United Kingdom: BoE holds rates in March, but decision is not unanimous
At its meeting ending on 21 March, the Monetary Policy Committee (MPC) of the Bank of England (BoE) voted to leave the Bank Rate unchanged at 0.50%. However, two of the nine members present opted for a rate hike, contrary to market expectations of a unanimous decision to keep rates unchanged. The Bank voted unanimously to continue its purchases of investment-grade corporate bonds of up to GBP 10 billion and to maintain the total stock of UK government bond purchases at GBP 435 billion, financed by the issuance of Central Bank reserves, in line with market expectations.
The Central Bank’s decision came after inflation dipped notably in February as the impact of the past depreciation of sterling ebbed. However, at 2.7%, inflation was still substantially above the 2.0% target. On the demand side, recent indicators point to the economy continuing to expand at a similarly modest rate as in Q4. With inflation falling and growth mediocre, the Bank saw no need to raise rates again so soon after November’s hike.
In its communiqué, the BoE made it clear that monetary policy will tighten going forward.

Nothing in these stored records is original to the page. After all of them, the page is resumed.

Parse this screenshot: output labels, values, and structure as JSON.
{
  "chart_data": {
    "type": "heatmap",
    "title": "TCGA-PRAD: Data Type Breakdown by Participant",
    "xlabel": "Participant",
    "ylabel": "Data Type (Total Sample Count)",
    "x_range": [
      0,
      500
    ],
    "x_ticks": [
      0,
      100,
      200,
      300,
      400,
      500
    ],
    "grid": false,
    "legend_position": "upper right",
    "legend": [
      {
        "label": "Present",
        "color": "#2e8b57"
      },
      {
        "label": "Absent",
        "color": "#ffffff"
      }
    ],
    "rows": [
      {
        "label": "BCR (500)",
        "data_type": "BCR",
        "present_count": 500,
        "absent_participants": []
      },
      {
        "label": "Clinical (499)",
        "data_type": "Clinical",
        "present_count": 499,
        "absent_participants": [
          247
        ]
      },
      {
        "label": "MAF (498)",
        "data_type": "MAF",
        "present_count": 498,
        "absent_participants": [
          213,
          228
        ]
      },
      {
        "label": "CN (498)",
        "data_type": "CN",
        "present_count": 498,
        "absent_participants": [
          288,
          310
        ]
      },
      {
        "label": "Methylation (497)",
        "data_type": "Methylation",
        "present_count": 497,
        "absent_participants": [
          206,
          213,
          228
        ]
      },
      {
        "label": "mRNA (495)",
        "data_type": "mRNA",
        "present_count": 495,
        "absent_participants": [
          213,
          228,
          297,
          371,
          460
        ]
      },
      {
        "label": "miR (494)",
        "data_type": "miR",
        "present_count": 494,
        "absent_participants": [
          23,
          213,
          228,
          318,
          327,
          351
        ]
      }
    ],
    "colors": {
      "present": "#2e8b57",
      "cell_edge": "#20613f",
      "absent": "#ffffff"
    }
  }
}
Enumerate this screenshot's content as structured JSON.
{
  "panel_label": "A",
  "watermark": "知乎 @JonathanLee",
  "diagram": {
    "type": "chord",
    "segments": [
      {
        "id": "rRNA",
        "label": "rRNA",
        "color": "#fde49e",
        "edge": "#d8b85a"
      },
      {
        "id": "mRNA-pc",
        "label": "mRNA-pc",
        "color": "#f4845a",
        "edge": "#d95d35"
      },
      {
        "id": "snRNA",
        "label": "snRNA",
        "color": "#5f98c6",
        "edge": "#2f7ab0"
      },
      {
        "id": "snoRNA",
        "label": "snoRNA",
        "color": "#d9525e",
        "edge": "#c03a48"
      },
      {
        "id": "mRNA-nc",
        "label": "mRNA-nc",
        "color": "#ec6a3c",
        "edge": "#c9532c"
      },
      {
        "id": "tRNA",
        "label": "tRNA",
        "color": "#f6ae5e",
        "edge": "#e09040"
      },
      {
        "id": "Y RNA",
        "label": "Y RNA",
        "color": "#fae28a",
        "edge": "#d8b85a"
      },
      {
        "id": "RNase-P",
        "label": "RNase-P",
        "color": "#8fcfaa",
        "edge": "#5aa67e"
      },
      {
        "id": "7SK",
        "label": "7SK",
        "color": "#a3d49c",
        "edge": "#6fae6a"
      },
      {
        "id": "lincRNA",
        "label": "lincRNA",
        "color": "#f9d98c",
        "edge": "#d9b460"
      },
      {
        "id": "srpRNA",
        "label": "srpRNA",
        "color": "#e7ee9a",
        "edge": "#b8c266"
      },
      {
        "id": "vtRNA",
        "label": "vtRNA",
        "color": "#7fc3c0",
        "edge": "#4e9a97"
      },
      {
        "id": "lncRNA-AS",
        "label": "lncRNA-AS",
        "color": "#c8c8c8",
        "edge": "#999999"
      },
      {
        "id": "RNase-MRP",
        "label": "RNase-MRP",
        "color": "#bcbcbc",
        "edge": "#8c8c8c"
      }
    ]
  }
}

This is because despite the fading impact of the weaker currency, domestic price pressures will likely build on faster wage growth and emerging capacity constraints, with the Bank expecting demand in the economy to exceed supply by early 2020. With two board members already advocating a tighter stance on evidence of growing wage pressures, all eyes will now be on the next meeting on 10 May, when several of our panelists expect rates to rise by 0.25 basis points.